You force your gaze up, you let your gaze drop down, you force your gaze up, then you dance it all around…

Age doesn’t seem to be a factor. I teach adults, so the subject could be anywhere between 16 and well beyond old enough to know better. Marital status doesn’t seem to be much of a factor either. The married guys seem just as prone to this behavior as those who are dating or single. I don’t think it’s my outfit. It happens when I’m wearing v-necks or turtlenecks, cotton tees or ruffly blouses. Strangely, even attraction doesn’t seem to be a factor. I might be flattering myself but I think I’m a pretty good judge of such things and only a handful of my students have had “teacher crushes” on me. If anything, those particular gentlemen seemed more fascinated with my face and less drawn to certain other parts of my anatomy.

So why do so many of my male clients have such an issue keeping my gaze? Granted, I’m not a man and can’t speak for the average male but I have a hypothesis. Men look at what they like and men. like. boobs.

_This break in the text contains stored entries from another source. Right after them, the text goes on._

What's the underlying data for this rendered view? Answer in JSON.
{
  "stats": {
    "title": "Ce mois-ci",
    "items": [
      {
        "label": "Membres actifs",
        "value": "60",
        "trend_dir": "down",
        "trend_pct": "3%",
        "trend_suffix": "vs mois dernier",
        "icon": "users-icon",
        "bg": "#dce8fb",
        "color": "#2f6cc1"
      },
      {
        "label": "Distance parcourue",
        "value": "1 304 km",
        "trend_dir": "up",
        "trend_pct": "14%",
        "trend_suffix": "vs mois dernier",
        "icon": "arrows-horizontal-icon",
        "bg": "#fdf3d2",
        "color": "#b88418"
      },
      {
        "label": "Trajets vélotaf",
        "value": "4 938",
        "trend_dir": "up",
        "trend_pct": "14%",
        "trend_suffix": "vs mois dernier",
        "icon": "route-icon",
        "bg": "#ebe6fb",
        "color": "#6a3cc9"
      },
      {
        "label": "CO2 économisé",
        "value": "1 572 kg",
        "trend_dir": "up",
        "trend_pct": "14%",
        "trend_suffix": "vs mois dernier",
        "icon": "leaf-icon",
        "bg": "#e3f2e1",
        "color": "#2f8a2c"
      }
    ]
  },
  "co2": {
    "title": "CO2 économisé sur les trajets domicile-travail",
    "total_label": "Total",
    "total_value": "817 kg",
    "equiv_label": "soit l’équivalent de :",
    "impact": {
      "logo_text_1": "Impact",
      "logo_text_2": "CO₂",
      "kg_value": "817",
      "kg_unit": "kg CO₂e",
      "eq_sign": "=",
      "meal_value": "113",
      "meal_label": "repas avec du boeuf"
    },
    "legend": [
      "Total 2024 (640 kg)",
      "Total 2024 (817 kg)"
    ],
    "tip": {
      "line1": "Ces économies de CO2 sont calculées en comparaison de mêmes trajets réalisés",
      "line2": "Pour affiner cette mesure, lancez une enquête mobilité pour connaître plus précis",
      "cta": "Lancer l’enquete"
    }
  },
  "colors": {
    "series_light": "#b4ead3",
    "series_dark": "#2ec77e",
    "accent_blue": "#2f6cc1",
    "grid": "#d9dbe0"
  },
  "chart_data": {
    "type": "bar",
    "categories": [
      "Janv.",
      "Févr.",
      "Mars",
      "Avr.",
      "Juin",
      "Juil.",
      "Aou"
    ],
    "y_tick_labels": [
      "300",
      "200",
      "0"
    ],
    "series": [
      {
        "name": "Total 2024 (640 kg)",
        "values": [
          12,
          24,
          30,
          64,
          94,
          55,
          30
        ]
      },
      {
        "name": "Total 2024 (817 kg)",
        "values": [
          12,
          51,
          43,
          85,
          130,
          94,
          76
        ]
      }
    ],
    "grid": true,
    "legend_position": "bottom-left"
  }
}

Now, I know what you’re thinking, “Kate, this is not groundbreaking news. We all know that men. like. boobs.” Yeah, granted, this might be common knowledge. But how about the first part of that statement: men look at what they like.

Men look at what they like, ladies. They are naturally drawn to the parts of you that they find attractive. Desirable. Beautiful. That’s where their eyes tend to fall. We’ve all heard the old dude adage, “Did you see the __________ on her?” And it’s not only women that get this kind of attention from the other half of our species. It could be a car that catches his eye or a TV show.

Be honest ladies, how many of you have caught a grown man flexing in front of the mirror and admiring his own rippling (or more often than not, not so rippling) physique? I have. More than once and it wasn’t all the same guy either.

Now let’s compare that to the way women tend to see the world. Our eyes are often drawn to flaws. This is why we can walk into the kitchen he is so proud he just “cleaned” and all we see are the crumbs still sitting on the counter. We see our man dressed up in his best for a date and ask, “Are you going to wear THOSE shoes?”

This quality is perhaps the most pronounced when women are mirror gazing. We stare at that stretch mark, those bumps, those little creeping lines at the corners of our eyes. We can’t take our eyes off the double chin, the thunder thighs, the cankles. We sit and stare at the varicose veins, the too large pores, and the muffin top.

When’s the last time you heard a women say, “Dang, I love the way my butt fills out those jeans?”

I dare you to start counting! How many times in a week do you say or think something positive about your looks? Tally that next to the negative thoughts and comments. What’s your ratio?

Now before you call the P.C. police, let me qualify my statement. All men? All women? Of course not, I’m talking in generalizations here.

Women, we need to take a page out of our men’s books STAT. No, I don’t want us to go around ogling other women’s breasts (that’s still creepy, guys). However, we do need to focus less attention on how big our butts look in those jeans and a lot more attention on our assets.


Do it. Today. Go stand in front of a mirror for a while. Tear your eyes away from all those flaws you’ve been dissecting since you were old enough to see into the bathroom mirror and make a decision to find your beauty.


Spend a little time gazing at the curve of your calf, your sparkling eyes, and the spray of freckles across the bridge of your nose. Admire the way your hair falls in soft waves around your face. Fall in love with the curve of your smile. Gaze lovingly at the dip of waist into hip.

I don’t know where your beauty lies, sister, but I know this: you’ve got it. It’s there. Go search it out. Take a little time to appreciate it.


Let’s start looking at ourselves the way men look at us.